Operating expenses declined on balance by € 46.5 million primarily due to the implemented reorganisations, lower production costs for print products and the approximately € 6.7 million higher restructuring costs recognised in 2008.
The increase in the financial income and expenses by € 185.1 million to plus € 1.7 million is primarily due to the impairment concerning ProSiebenSat.1 in 2008. The carrying value of the interest in ProSiebenSat.1 Media AG amounts to approximately € 74 million at the end of September 2009.
The normalised EBITA margin over the first three quarters declined from 7.3% to 5.9%.
Prospects
TMG has strong, mostly leading positions, in various media markets and generally speaking the market shares increased in the third quarter of 2009.
The decline of advertising revenues in the third quarter was lower than in the first two quarters of 2009. As a result of the effectively deployed measures the operating result improved this quarter. It remains to be seen if and to what extent the lower decline in advertising revenue will continue to be the case in the all-important fourth quarter for the annual result.
The message previously communicated that it is impossible under the current circumstances to make a reliable prediction concerning the full year results 2009, remains in effect. As a result it is also impossible to make any projections concerning the pace at which margin targets announced earlier will be achieved.
It is, however, possible to identify a number of factors that affects the trend of the ultimate operating result over all of 2009 (in comparison to 2008):
- Circulation revenues are expected to exhibit a modest increase.
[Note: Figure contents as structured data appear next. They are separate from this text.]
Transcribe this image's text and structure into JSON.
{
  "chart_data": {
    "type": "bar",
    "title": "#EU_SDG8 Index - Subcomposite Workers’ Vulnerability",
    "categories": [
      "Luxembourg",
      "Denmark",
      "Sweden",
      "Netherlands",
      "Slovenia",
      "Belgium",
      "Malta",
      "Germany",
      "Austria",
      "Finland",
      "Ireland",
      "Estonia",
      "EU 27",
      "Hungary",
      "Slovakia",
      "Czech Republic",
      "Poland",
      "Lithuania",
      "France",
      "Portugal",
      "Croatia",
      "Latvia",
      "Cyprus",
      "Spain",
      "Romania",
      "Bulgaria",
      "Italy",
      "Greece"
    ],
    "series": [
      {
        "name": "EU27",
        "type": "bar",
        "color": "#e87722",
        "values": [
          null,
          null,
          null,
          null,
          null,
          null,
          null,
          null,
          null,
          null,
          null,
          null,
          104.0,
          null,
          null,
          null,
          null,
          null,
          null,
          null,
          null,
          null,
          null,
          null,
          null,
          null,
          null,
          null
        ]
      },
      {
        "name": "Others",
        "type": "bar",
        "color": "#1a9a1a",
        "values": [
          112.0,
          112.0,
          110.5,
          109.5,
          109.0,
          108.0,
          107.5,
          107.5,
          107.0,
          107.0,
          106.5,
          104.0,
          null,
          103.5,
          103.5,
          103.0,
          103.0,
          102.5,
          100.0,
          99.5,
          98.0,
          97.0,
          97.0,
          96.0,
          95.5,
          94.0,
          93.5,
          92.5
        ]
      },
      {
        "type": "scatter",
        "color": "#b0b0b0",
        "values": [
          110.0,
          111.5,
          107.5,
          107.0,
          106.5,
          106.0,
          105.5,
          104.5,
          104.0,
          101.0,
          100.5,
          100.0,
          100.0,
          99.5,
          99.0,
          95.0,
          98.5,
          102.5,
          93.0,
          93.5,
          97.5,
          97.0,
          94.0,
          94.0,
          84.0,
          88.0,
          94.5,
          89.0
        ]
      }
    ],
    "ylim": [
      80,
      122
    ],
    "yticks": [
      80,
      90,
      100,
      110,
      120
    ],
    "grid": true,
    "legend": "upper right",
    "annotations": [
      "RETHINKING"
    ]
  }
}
- The advertising revenues for print as well as radio activities are expected to be significantly lower on balance and the digital revenues significantly higher than the corresponding revenues in 2008.
- In terms of costs, in comparison to 2008, the restructuring measures taken, the outsourcing of a number of non-core activities and portfolio changes are expected to at least result in a cost reduction in line with the estimated reduction of € 31 million for 2009. This is offset by the effects of the 2008 and 2009 Collective Labour Agreement (CAO) salary increases.
In view of the persisting difficult market conditions, TMG will continue to work on further measurements to improve the result, via an increasing focus on revenue growth from digital activities and cost reductions. An example of the latter is the decision to terminate publication of the De Telegraaf Sunday edition, effective at the end of December 2009. The financial impact of this decision will be reflected in the results effective 2010. The provision for reorganisation will be accounted for in 2009.